Однако папский легат и не догадывался, что королева-мать попросту обманула его, наговорив ему кучу небылиц. Предстоящая свадьба была с ее стороны всего лишь актом мести Филиппу II за смерть своей старшей дочери, а со стороны короля — актом дружелюбия и единственной возможностью примирить обе враждующие партии и обратить Генриха Наваррского в католицизм. Наконец Екатерина вовсе не желала уничтожения гугенотов, потому что они представляли собой армию, нужную для защиты южных границ государства от общего врага.
Оба, король и его мать, желали одного: мира в своем королевстве, где правят последние Валуа.
Часть пятая
Хитростью против честности, ложью против правды
Глава 1
При дворе королевы Наваррской
Конец июля выдался жарким. Всю неделю над Ла Рошелью висел одуряющий зной. Спасения не было даже в воде: ею обливались, брызгались, в нее ныряли — но ничто не помогало; солнце палило нещадно, вода была теплой и испарялась мгновенно как с тел, так и из бочек с водой, стоявших повсюду. Трава пожухла, безжизненные, поникшие листья лениво шевелились на ветвях, и только цветы, которые регулярно поливал садовник, дышали оптимизмом, лаская взор яркими, разноцветными головками, беззаботно покачивающимися на тонких зеленых ножках.
В один из таких дней двор королевы Наваррской с самого утра отправился купаться на одну из речек, протекающую по Они и впадающую в гавань Бискайского залива.

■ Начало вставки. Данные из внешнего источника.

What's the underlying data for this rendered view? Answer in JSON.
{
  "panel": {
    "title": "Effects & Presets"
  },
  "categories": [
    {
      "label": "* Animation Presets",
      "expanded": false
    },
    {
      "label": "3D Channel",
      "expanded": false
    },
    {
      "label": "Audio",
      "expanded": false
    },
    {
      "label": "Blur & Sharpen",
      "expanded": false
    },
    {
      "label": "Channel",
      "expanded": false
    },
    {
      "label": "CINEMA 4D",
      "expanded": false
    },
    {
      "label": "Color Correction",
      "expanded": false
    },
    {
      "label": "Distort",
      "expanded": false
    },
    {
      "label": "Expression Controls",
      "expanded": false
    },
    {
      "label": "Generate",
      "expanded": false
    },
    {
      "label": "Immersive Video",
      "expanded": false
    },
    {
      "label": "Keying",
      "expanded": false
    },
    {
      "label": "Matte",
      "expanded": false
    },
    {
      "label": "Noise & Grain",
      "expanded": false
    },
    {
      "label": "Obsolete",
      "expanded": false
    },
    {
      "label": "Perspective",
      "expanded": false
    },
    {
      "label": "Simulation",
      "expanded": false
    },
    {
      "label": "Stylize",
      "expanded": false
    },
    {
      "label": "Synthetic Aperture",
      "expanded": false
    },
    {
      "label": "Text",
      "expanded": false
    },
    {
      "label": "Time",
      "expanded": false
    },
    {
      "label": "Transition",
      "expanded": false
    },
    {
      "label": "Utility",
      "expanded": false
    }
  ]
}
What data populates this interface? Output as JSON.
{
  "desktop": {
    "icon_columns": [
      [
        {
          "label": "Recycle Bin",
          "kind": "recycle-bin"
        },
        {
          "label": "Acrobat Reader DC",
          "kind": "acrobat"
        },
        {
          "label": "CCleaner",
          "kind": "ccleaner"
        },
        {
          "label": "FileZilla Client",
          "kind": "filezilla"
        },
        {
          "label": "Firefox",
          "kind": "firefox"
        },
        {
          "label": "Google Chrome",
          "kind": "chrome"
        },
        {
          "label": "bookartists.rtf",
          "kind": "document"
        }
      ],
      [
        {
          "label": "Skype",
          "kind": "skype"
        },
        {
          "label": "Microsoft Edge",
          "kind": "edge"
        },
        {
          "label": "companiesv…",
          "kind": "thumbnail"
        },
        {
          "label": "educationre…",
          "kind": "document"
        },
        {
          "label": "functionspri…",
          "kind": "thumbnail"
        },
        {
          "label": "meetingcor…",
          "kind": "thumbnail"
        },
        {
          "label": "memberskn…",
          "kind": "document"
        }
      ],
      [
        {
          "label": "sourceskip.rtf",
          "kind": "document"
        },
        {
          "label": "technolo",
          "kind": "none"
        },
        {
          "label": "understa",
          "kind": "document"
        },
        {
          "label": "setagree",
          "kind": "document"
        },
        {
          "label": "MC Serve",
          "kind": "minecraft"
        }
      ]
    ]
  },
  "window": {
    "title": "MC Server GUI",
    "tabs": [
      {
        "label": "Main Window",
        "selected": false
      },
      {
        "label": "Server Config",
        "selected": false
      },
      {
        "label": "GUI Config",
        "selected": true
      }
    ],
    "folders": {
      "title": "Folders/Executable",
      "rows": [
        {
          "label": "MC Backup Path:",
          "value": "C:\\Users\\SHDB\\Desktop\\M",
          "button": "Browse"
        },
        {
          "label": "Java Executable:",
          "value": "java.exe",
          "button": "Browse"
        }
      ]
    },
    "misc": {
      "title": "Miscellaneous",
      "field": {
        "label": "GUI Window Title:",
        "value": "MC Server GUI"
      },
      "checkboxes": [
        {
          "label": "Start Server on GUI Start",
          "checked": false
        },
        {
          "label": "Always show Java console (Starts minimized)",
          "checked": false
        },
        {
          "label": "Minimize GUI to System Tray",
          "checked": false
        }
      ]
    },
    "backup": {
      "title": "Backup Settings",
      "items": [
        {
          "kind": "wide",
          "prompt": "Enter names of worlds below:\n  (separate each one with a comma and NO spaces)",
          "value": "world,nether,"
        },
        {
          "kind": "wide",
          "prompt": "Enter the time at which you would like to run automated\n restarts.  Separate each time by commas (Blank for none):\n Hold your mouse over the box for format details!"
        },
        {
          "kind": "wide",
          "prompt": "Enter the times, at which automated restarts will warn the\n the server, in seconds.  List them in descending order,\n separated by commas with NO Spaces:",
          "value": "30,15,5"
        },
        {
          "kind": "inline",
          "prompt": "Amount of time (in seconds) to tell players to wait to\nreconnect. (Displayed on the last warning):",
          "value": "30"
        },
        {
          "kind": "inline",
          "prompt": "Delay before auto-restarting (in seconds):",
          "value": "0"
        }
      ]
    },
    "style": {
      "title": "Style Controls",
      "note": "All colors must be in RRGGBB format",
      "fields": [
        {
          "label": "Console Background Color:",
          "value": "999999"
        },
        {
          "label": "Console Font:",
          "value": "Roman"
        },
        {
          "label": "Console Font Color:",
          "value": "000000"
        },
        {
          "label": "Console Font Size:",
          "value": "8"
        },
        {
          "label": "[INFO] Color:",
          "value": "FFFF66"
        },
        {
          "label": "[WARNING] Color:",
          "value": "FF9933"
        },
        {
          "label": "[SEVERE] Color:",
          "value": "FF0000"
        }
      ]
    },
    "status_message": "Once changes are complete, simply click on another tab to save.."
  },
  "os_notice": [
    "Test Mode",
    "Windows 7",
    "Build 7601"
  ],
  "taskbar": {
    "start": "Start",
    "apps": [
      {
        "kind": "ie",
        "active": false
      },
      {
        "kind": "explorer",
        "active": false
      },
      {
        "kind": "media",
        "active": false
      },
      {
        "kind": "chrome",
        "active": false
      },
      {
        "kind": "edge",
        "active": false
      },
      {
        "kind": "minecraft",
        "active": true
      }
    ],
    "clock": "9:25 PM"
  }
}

От города это было совсем недалеко, всего треть часа ходьбы. Не выдержал и адмирал; правда, молодая супруга силком вытащила его из дому, и теперь они вместе с королевой Наваррской поспешали за придворными, впереди которых слуги несли две лодки и шатер для королевы.
Прошло немногим более получаса, и это общество стало не узнать. Пышные платья дам вперемешку с белыми рубахами, штанами «а-ля-буф» и чулками кавалеров валялись в кустах и на песке, а их хозяева оказались обыкновенными как все людьми, не отличишь от слуг. Они плавали, ныряли, гонялись друг за другом по берегу, брызгая водой, шутили, смеялись, а потом, лежа в траве под огромными зонтами, с упоением слушали истории похождений придворных волокит за дамскими юбками и хохотали при этом так, что Жанна, сидевшая от них в некотором отдалении, всякий раз поворачивала голову в ту сторону, силясь угадать причину безудержного веселья. Нечто подобное, конечно, можно было увидеть при дворе Екатерины Медичи, не все там были убийцами, заговорщиками и отравителями, но лишь только простиралась в этом направлении рука королевы-матери, как исчезал смех и на смену ему приходили злоба, зависть, ненависть и месть.
— Дай ей волю, — проговорила Жанна, — она бы одела в траурные одежды весь двор. Да, мы, протестанты, тоже ходим в темных одеждах и нетерпимо относимся ко всякого рода проявлениям пышности, праздности и веселья; но то были доктрины Кальвина, пять лет как его уже нет с нами, и, честное слово, я не вижу причин, почему мы должны хоронить себя заживо и чуждаться всего человеческого. В конце концов, Иисус тоже любил повеселиться и при этом говорил, что ничто земное, за исключением греха, не должно быть чуждо человеку.
Лесдигьер возразил:
— Мадам Медичи отнюдь не чуждается веселья и не делает никаких запретов в отношении фривольностей своих придворных, наоборот, временами даже поощряет это. Но в то же время не забывает бдительным оком выслеживать врагов, которых почти всегда видит в темных одеждах, ибо она уверена, сколь темна одежда человека, столь черны и его мысли. Исключение составляет траур. Но сама она носит черное, в знак скорби по своему мужу, разве только в исключительных случаях наряд ее бывает другим, — сказал Лесдигьер.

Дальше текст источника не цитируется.